My own view is that once a person has died, their body is not that person anymore. Just a vessel. Your dad's 'soul' will be somewhere better. I'm not religious in the slightest, just my view - both before my dad died, and after.
 

Care Bear

Registered User
May 28, 2010
81
0
I just wanted to say I'm so sorry about your dad. I can understand that you are angry with the GP, I would be too but you will have time to say good bye to your dad and I hope that gives you some comfort.

My thoughts are with you.

Amy
 

DeborahBlythe

Registered User
Dec 1, 2006
9,222
0
but you will have time to say good bye to your dad and I hope that gives you some comfort.
I'm very sorry you are going through this Gill.
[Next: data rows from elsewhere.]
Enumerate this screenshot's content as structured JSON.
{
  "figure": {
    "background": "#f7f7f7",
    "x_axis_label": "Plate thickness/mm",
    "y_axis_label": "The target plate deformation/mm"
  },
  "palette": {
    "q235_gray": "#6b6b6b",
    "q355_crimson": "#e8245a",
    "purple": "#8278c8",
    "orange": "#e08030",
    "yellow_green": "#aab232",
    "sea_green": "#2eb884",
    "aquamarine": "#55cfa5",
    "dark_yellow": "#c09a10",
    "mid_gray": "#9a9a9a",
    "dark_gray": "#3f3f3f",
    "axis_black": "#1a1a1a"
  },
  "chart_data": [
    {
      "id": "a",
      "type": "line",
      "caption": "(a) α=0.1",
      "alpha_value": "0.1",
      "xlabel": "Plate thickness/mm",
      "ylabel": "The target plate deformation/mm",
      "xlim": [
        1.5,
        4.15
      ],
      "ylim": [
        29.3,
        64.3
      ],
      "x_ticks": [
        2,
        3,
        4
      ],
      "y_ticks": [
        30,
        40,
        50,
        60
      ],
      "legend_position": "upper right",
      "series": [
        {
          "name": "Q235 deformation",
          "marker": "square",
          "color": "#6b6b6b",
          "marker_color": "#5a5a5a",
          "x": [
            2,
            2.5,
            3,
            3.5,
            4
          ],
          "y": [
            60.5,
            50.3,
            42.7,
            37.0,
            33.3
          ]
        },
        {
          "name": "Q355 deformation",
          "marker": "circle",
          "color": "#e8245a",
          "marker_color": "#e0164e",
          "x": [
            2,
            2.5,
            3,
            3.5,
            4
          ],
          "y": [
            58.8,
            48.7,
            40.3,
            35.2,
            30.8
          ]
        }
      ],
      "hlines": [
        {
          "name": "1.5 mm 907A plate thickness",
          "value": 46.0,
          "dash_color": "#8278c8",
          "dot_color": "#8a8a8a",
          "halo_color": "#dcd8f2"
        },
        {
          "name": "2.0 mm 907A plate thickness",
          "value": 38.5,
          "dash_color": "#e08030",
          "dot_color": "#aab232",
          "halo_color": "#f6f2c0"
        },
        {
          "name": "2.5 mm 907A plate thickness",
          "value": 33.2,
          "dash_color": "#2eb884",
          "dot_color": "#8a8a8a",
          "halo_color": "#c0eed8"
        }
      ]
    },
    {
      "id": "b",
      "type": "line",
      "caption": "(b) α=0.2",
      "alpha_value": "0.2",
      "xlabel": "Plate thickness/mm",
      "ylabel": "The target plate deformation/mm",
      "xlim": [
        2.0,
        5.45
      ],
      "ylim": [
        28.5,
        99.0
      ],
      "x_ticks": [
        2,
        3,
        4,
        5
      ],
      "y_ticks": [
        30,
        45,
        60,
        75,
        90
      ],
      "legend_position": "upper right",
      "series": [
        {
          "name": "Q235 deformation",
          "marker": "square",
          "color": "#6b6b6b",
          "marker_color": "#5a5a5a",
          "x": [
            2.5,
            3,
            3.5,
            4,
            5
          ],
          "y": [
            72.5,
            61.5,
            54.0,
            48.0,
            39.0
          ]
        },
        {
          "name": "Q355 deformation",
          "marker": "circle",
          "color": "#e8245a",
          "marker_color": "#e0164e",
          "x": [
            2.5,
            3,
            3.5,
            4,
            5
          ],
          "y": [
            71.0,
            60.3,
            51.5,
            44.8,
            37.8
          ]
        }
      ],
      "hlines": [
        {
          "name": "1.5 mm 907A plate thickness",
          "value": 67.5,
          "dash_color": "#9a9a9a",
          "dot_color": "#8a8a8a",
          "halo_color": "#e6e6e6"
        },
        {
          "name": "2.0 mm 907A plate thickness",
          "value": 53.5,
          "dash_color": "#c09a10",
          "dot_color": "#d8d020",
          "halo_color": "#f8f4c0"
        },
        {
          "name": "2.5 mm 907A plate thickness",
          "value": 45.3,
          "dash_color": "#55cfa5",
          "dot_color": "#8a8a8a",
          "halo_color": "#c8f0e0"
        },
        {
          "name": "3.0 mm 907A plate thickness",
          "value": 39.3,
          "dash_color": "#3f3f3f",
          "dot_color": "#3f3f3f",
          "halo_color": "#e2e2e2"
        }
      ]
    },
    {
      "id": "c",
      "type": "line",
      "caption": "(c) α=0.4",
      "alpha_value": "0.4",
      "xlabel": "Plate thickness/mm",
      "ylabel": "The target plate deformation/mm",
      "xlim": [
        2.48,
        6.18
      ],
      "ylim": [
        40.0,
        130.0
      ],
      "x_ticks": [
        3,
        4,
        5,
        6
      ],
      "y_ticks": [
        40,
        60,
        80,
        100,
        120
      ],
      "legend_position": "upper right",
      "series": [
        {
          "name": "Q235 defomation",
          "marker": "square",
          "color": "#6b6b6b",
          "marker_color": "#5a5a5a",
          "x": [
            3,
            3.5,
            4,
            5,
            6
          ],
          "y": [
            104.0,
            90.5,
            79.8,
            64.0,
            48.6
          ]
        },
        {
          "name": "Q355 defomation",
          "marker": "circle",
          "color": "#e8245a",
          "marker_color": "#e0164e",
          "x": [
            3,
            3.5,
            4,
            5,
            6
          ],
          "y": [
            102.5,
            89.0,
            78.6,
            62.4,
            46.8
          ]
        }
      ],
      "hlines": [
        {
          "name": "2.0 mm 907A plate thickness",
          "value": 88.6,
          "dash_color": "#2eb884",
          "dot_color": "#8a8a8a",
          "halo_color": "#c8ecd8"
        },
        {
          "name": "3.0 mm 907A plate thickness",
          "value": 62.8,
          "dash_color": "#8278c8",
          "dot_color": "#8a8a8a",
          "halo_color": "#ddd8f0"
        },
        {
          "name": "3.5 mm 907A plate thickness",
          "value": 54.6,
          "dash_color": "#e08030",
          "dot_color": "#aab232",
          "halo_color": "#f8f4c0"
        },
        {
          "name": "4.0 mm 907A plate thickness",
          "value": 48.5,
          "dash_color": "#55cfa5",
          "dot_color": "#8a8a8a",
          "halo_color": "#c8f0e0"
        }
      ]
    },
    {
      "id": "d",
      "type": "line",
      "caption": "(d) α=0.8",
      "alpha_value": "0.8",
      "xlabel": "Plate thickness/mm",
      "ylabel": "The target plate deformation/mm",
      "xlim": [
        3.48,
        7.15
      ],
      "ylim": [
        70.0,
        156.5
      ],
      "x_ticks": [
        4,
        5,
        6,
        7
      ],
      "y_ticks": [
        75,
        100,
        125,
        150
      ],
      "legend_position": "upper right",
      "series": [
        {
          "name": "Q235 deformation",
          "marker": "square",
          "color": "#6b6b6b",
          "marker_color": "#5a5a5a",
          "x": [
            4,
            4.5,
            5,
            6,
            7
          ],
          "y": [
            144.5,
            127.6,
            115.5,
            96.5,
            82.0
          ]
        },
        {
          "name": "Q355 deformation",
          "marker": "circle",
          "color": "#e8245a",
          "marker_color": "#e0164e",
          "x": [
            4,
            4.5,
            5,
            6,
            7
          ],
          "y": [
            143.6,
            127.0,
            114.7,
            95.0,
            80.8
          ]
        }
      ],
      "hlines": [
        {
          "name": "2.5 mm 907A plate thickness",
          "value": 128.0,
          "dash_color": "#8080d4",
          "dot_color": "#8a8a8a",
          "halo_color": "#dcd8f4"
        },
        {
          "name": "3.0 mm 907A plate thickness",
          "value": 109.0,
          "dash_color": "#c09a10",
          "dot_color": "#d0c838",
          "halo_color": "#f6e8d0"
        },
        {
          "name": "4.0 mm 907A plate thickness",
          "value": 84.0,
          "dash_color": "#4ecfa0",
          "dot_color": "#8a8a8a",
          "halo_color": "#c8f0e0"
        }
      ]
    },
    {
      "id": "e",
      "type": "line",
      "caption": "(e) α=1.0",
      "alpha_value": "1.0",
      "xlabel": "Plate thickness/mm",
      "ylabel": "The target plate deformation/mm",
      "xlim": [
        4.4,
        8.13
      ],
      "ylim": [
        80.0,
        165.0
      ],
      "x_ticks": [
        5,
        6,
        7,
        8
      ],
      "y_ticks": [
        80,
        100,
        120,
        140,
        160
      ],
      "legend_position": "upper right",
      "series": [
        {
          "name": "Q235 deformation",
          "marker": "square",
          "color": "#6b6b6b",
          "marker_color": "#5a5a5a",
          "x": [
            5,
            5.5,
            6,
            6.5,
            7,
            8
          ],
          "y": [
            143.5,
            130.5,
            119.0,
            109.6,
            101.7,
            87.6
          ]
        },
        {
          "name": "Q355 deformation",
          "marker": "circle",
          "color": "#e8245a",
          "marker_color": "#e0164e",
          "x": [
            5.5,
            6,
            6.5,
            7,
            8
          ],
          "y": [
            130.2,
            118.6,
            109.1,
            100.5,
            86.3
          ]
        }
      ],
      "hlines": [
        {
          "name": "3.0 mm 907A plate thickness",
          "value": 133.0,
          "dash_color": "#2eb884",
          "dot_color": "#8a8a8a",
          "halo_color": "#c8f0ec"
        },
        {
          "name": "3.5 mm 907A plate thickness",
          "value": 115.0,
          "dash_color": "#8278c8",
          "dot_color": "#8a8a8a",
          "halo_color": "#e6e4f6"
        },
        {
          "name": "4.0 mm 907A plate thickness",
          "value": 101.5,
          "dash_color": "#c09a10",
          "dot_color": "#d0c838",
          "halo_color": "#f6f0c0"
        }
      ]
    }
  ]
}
As Amy says, it will at least give time for farewells.
Unfortunately the glasses and slippers maybe only the start of the poignant reminders which hit us hard. I suppose it's because they are so very personal and they just reinforce the absence of the wearer. :( They look so forlorn without their owners.:(

Sending you some very big hugs today Gill and sharing your sorrow. Love Deborah
xx
 

Mo_N

Registered User
Oct 29, 2009
1,007
0
73
South East Essex
Dear Gill,

Having been away from TP for some time I've only just learnt of your Dad's passing & the circumstances you now find yourself in.

It is hard to come to terms with the thought of a possible PM & the delay it causes in sorting the funeral. However having gone through something similar in June I found the Coroner's Office & everyone else concerned with my Aunt were very considerate & respectful. They also got things done as speedily as possible so I hope you find the same.
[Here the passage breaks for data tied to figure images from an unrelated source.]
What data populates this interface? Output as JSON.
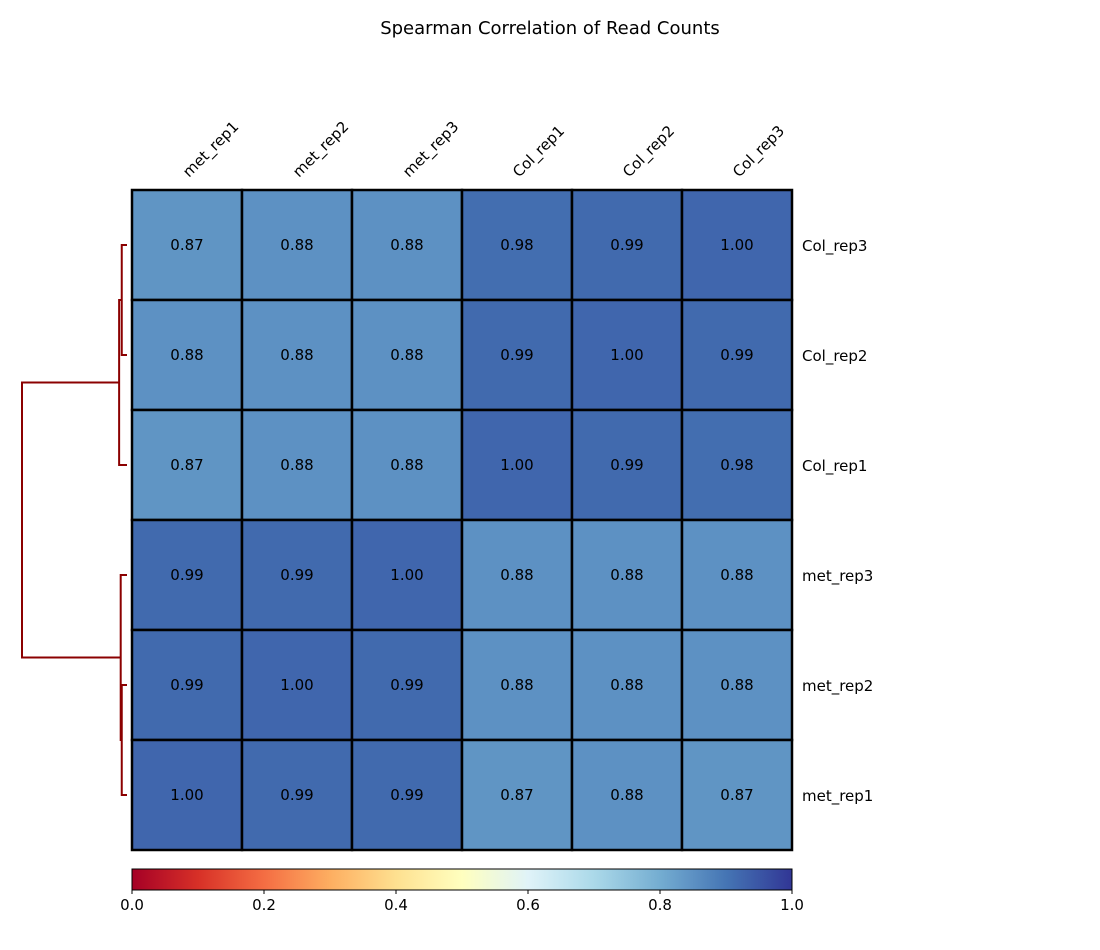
{
  "chart_data": {
    "type": "heatmap",
    "title": "Spearman Correlation of Read Counts",
    "columns": [
      "met_rep1",
      "met_rep2",
      "met_rep3",
      "Col_rep1",
      "Col_rep2",
      "Col_rep3"
    ],
    "rows": [
      "Col_rep3",
      "Col_rep2",
      "Col_rep1",
      "met_rep3",
      "met_rep2",
      "met_rep1"
    ],
    "values": [
      [
        0.87,
        0.88,
        0.88,
        0.98,
        0.99,
        1.0
      ],
      [
        0.88,
        0.88,
        0.88,
        0.99,
        1.0,
        0.99
      ],
      [
        0.87,
        0.88,
        0.88,
        1.0,
        0.99,
        0.98
      ],
      [
        0.99,
        0.99,
        1.0,
        0.88,
        0.88,
        0.88
      ],
      [
        0.99,
        1.0,
        0.99,
        0.88,
        0.88,
        0.88
      ],
      [
        1.0,
        0.99,
        0.99,
        0.87,
        0.88,
        0.87
      ]
    ],
    "value_labels": [
      [
        "0.87",
        "0.88",
        "0.88",
        "0.98",
        "0.99",
        "1.00"
      ],
      [
        "0.88",
        "0.88",
        "0.88",
        "0.99",
        "1.00",
        "0.99"
      ],
      [
        "0.87",
        "0.88",
        "0.88",
        "1.00",
        "0.99",
        "0.98"
      ],
      [
        "0.99",
        "0.99",
        "1.00",
        "0.88",
        "0.88",
        "0.88"
      ],
      [
        "0.99",
        "1.00",
        "0.99",
        "0.88",
        "0.88",
        "0.88"
      ],
      [
        "1.00",
        "0.99",
        "0.99",
        "0.87",
        "0.88",
        "0.87"
      ]
    ],
    "colormap": "RdYlBu",
    "color_range": [
      0,
      1
    ],
    "colorbar": {
      "placement": "bottom",
      "ticks": [
        0.0,
        0.2,
        0.4,
        0.6,
        0.8,
        1.0
      ],
      "tick_labels": [
        "0.0",
        "0.2",
        "0.4",
        "0.6",
        "0.8",
        "1.0"
      ]
    },
    "dendrogram": {
      "placement": "left",
      "color": "#8b0000",
      "merges": [
        {
          "left": "Col_rep2",
          "right": "Col_rep3",
          "height": 0.01
        },
        {
          "left": "Col_rep1",
          "right": "Col_rep2+Col_rep3",
          "height": 0.015
        },
        {
          "left": "met_rep1",
          "right": "met_rep2",
          "height": 0.01
        },
        {
          "left": "met_rep1+met_rep2",
          "right": "met_rep3",
          "height": 0.012
        },
        {
          "left": "Col",
          "right": "met",
          "height": 0.2
        }
      ]
    },
    "grid": true
  }
}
I hope that memories of happier times will soon soften the sorrow & pain you feel at the moment.

Take care of yourself now.

Mo
xx
 

Jo1958

Registered User
Mar 31, 2010
3,724
0
Yorkshire
Dear Gill,
So very sorry to read your update, I hope that the consultant has a pen ready to sign the certificate today. Good to hear that your mum had a good day, long may that last.
Take care of yourself, kind regards, Jo
 

Willowgill

Registered User
Mar 29, 2008
91
0
South Yorkshire
I'm so sorry I've not been able to come back and say thank you for all your kind messages and support until now. I finally received the death certificate last Wed and we were able to make all the arrangements for Dad's funeral which took place this Wed. Sad as the occasion was we had such a wonderful day with so many family and friends coming from all over to pay their last respects. I am so proud of my youngest son for the amazing courage he showed in standing up before everyone during the service and given a moving tribute to his granddad which was full of love, compassion and above all humour. I've never heard anyone give a round of applause at a funeral before :) Dad would have loved it. My mum was brought to the pub where I had arranged the funeral tea and she looked beautiful - the girls at the care home had done her hair and dressed her in a lovely black skirt and waistcoat I didn't even know she had. She had no idea why we were all there but enjoyed being the centre of attention and showed no signs of distress or upset when I took her back which was a relief. Two days on I am still trying to come to terms with it all and cry for no apparent reason - ringing BT yesterday to cancel their telephone number was so hard. I've been ringing that number almost daily for 23 years! However amongst all the grief is also relief that my poor dad passed from the suffering so quickly and we have such happy memories of his life with us.
Gill
 

turbo

Registered User
Aug 1, 2007
3,852
0
Hello Gill, thank you for the update. What a star your youngest son is.!. What a lovely goodbye to your dad.